Booming Li–CO₂ Batteries by Optimizing Electronic Structural Configuration of Cathodic Catalysts

Li–CO₂ batteries (LCOBs) have garnered significant research interest in recent years owing to their exceptional theoretical energy density and potential carbon neutrality responses. However, challenges such as the stable thermodynamic properties of CO₂ and the nonconductivity of product Li₂CO₃ still hinder the practical application of LCOBs, resulting in high overpotential, poor energy conversion efficiency, and restricted capacity.
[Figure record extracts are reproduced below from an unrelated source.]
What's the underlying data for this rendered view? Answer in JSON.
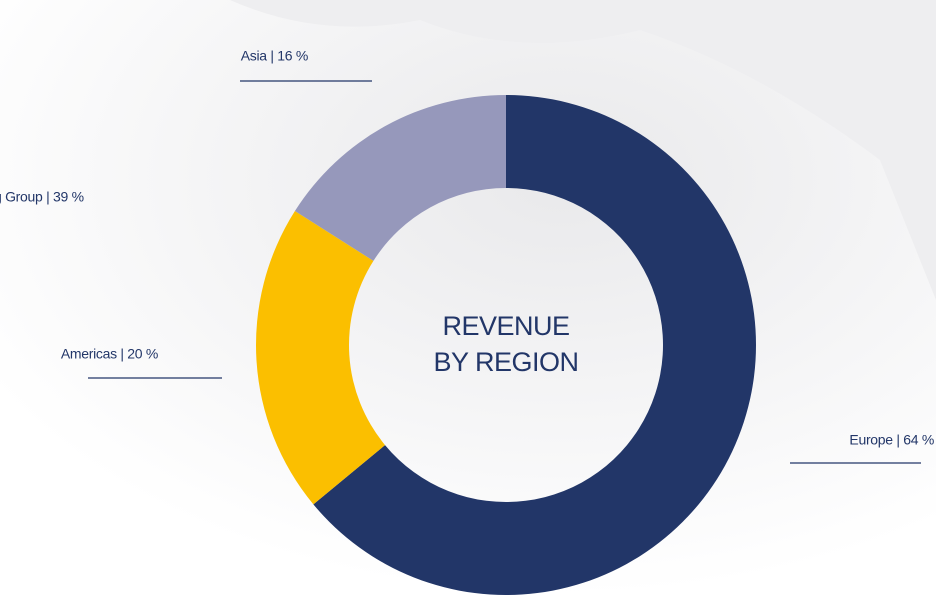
{
  "chart_data": {
    "type": "donut",
    "title": [
      "REVENUE",
      "BY REGION"
    ],
    "labels": [
      "Europe | 64 %",
      "Americas | 20 %",
      "Asia | 16 %"
    ],
    "values": [
      64,
      20,
      16
    ],
    "colors": [
      "#223668",
      "#fbbf00",
      "#9698bb"
    ],
    "annotations": [
      "g Group | 39 %"
    ]
  }
}
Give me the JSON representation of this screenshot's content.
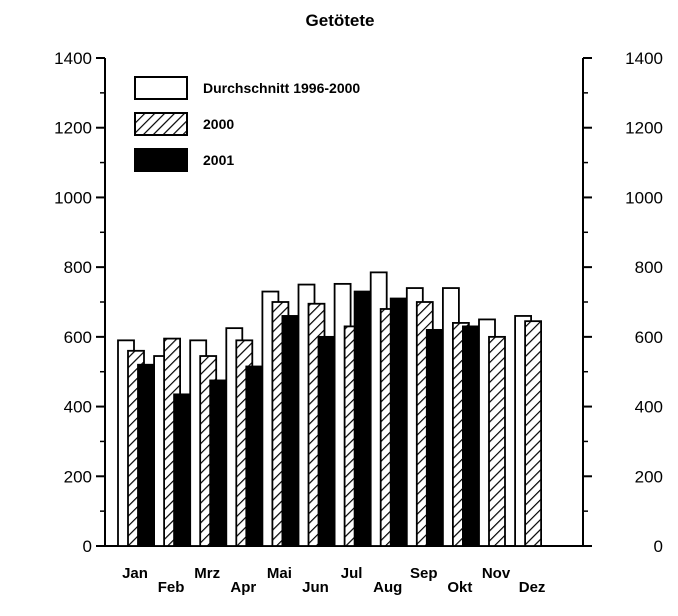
{
  "chart_data": {
    "type": "bar",
    "title": "Getötete",
    "xlabel": "",
    "ylabel": "",
    "ylim": [
      0,
      1400
    ],
    "y_ticks": [
      "0",
      "200",
      "400",
      "600",
      "800",
      "1000",
      "1200",
      "1400"
    ],
    "categories": [
      "Jan",
      "Feb",
      "Mrz",
      "Apr",
      "Mai",
      "Jun",
      "Jul",
      "Aug",
      "Sep",
      "Okt",
      "Nov",
      "Dez"
    ],
    "series": [
      {
        "name": "Durchschnitt 1996-2000",
        "style": "white",
        "values": [
          590,
          545,
          590,
          625,
          730,
          750,
          752,
          785,
          740,
          740,
          650,
          660
        ]
      },
      {
        "name": "2000",
        "style": "hatched",
        "values": [
          560,
          595,
          545,
          590,
          700,
          695,
          630,
          680,
          700,
          640,
          600,
          645
        ]
      },
      {
        "name": "2001",
        "style": "black",
        "values": [
          520,
          435,
          475,
          515,
          660,
          600,
          730,
          710,
          620,
          630,
          null,
          null
        ]
      }
    ],
    "legend_position": "top-left",
    "grid": false,
    "colors": {
      "fill_white": "#ffffff",
      "fill_black": "#000000",
      "stroke": "#000000"
    }
  }
}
It is believed that changing the electronic structure of the CO₂ cathodic catalyst to improve the inert interface of product nucleation and decomposition by manipulating the d-band center of transition metal-based materials could effectively solve the problem of sluggish kinetics of both CO₂ reduction reaction (CO₂RR) and CO₂ evolution reaction (CO₂ER). In this review, we summarize the ongoing progresses of representative cathodic catalysts for LCOBs from 2015 to 2024. We also evaluate the correlation between catalyst morphology and structure characteristics on the electrochemical activity of LCOBs. More importantly, we systematically discuss the d-band center regulation strategies that alter the electronic properties of catalysts, including heteroatom doping, defect/vacancy engineering, surface/interface engineering, crystalline engineering, heterojunction, atomic-sized catalysis, and strain modulation. We believe that this review would offer a profound understanding on the optimization of electronic configuration for CO₂ cathodic materials in LCOBs.